Ensuring that you have the right version installed

Let’s start by checking to see if you have it installed, and installing or updating if not. Hop onto your primary server and check the version.

[root@northern-facade ~]# puppetserver dropsonde --version
dropsonde version 0.0.7

Updating the gem

If the version is less than 0.0.8, then let’s update it in-place to have the unused module detection. Pass the full path to ensure that the proper gem executable is called.

[root@northern-facade ~]# /opt/puppetlabs/puppet/bin/gem install dropsonde --install-dir /opt/puppetlabs/server/data/puppetserver/dropsonde --ignore-dependencies

For the rest of the tutorial, you’ll use puppetserver dropsonde in examples.

Installing the gem

If instead, you’re informed that 'dropsonde' is not a puppetserver command, then Dropsonde is not packaged with your version of Puppetserver. You can install it into the agent’s ruby environment on your primary server. Pass the full path to ensure that the proper gem executable is called.

[root@northern-facade ~]# /opt/puppetlabs/puppet/bin/gem install dropsonde

For the rest of this tutorial, you’ll pass the full path to the installed tool, /opt/puppetlabs/puppet/bin/dropsonde.

Generating a system report

First things first. Dropsonde uses a cached list of all modules on the Puppet Forge. It will download this list the first time it’s used, and then periodically update it afterwards. This might take a while, so let’s kick off the process right away while you’re reading the rest of the tutorial. Remember, if you’re using the agent-installed gem, you’ll need to use the full path mentioned above.

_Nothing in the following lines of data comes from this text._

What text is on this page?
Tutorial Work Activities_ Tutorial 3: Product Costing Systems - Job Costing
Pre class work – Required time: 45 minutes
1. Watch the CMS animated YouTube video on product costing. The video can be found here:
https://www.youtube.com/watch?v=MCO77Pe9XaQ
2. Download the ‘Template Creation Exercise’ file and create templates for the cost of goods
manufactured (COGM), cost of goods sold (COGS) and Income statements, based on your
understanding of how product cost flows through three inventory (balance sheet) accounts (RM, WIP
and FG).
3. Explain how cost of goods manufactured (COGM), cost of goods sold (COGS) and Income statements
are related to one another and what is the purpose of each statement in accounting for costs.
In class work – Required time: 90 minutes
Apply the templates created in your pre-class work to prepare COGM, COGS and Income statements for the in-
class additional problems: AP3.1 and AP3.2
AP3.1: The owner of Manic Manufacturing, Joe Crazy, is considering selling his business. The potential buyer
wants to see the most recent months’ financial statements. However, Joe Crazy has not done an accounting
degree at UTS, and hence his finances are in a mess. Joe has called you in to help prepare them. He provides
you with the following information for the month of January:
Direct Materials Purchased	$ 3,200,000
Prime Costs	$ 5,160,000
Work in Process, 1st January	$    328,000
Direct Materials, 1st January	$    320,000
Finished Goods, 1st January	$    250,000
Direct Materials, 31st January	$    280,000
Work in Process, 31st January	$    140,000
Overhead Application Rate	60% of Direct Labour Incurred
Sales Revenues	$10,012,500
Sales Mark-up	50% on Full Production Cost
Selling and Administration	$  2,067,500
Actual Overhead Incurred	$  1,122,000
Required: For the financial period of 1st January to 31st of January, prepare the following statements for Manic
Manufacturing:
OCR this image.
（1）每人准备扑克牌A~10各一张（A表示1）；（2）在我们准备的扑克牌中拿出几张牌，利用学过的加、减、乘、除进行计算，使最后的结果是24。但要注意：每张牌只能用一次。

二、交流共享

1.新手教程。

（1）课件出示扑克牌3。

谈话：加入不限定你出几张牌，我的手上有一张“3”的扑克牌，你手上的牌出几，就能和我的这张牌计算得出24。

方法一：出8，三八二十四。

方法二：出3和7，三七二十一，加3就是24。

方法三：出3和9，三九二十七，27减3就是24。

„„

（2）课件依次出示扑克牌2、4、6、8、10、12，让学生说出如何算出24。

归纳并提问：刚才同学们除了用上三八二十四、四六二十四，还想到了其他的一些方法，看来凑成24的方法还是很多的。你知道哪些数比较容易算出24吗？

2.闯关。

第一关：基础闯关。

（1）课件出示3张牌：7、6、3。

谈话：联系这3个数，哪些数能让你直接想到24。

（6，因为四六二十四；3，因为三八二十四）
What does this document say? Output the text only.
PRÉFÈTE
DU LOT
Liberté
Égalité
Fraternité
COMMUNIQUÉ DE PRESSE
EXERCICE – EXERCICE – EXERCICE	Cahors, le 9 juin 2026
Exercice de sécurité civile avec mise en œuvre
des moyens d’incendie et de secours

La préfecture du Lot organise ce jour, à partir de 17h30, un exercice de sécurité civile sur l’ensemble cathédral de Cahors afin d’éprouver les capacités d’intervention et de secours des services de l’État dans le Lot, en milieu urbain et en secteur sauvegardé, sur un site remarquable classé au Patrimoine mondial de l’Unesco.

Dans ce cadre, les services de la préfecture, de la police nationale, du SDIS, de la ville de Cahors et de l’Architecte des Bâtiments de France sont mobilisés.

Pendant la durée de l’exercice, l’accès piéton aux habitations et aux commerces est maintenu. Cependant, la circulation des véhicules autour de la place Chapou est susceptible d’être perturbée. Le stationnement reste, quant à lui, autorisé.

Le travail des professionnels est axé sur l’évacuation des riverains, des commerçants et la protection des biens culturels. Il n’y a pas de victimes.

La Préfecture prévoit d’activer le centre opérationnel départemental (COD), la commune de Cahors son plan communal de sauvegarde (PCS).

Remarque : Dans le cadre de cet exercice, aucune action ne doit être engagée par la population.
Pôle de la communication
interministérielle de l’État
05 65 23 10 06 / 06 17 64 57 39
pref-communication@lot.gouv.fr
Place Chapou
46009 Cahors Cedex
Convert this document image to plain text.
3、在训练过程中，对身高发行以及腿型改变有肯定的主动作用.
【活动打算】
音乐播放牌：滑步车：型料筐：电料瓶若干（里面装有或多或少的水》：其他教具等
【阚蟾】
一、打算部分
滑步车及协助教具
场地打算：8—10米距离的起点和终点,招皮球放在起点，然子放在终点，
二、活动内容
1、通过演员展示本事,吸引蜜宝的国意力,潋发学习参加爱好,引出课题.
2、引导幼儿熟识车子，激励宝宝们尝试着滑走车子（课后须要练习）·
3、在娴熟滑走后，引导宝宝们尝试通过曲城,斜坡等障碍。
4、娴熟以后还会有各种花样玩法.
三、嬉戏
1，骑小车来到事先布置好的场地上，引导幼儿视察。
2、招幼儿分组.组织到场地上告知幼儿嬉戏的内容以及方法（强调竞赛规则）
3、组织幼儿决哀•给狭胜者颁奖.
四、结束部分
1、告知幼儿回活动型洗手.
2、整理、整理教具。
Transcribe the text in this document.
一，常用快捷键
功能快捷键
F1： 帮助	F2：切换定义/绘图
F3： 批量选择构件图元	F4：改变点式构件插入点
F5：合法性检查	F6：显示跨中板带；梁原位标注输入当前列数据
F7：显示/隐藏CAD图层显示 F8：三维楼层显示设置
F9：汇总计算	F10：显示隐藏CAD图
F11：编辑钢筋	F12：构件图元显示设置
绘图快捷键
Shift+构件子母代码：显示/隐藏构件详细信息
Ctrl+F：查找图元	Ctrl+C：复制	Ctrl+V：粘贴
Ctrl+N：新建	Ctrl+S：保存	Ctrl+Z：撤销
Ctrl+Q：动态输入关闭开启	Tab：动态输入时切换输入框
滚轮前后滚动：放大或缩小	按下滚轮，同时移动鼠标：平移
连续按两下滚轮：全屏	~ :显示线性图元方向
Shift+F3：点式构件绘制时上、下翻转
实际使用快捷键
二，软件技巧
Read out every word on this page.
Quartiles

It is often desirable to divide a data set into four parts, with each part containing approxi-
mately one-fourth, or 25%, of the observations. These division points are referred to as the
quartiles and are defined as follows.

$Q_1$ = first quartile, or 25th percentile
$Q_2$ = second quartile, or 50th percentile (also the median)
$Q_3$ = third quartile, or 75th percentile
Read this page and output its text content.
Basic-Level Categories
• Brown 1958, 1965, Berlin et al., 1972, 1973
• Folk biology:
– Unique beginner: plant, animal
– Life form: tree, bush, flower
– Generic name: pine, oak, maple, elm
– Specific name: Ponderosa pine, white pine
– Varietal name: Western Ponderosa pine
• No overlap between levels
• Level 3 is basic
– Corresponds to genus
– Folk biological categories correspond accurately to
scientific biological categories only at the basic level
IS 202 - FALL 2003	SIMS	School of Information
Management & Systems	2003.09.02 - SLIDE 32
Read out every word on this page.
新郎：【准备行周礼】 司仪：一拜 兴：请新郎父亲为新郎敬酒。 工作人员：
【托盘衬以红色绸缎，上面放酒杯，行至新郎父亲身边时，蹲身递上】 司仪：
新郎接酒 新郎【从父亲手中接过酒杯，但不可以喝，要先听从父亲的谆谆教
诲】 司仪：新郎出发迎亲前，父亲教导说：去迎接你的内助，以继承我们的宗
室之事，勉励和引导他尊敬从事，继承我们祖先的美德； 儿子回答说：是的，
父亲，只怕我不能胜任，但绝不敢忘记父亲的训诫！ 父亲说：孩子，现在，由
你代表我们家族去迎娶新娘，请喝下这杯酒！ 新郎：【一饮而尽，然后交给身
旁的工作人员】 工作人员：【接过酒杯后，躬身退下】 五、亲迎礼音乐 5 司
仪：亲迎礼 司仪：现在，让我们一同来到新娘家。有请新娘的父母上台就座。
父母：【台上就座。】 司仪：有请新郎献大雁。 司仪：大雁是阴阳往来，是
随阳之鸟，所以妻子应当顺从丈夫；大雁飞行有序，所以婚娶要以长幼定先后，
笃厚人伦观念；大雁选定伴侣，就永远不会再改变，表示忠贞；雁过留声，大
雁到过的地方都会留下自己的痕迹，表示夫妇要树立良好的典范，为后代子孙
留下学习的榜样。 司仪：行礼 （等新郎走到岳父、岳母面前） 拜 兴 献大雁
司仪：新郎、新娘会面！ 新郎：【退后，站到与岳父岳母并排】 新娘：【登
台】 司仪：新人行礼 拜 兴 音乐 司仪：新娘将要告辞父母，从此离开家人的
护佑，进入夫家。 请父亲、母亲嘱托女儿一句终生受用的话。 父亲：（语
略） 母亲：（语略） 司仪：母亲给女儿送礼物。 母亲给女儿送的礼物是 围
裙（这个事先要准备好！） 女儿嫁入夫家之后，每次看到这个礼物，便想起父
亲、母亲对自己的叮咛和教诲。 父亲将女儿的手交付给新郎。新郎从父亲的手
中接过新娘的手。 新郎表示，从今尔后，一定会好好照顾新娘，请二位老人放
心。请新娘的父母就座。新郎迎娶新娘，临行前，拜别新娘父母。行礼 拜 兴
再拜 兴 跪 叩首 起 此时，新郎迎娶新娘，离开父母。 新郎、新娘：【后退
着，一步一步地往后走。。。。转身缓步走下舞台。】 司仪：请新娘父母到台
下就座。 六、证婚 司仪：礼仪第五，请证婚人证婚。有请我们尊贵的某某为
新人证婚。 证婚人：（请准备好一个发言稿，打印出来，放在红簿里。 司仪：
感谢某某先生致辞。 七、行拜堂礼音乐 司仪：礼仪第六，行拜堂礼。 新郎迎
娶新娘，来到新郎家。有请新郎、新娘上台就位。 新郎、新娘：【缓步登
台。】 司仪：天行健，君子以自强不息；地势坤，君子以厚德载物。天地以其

[root@northern-facade ~]# puppetserver dropsonde preview
Dropsonde caches a list of all Forge modules to ensure that it only reports
usage data on public modules. Generating this cache may take some time on
the first run and you'll see your screen fill up with dots.
Updating module cache...
............................................................................................................................................................................................................................................................................................................................................................................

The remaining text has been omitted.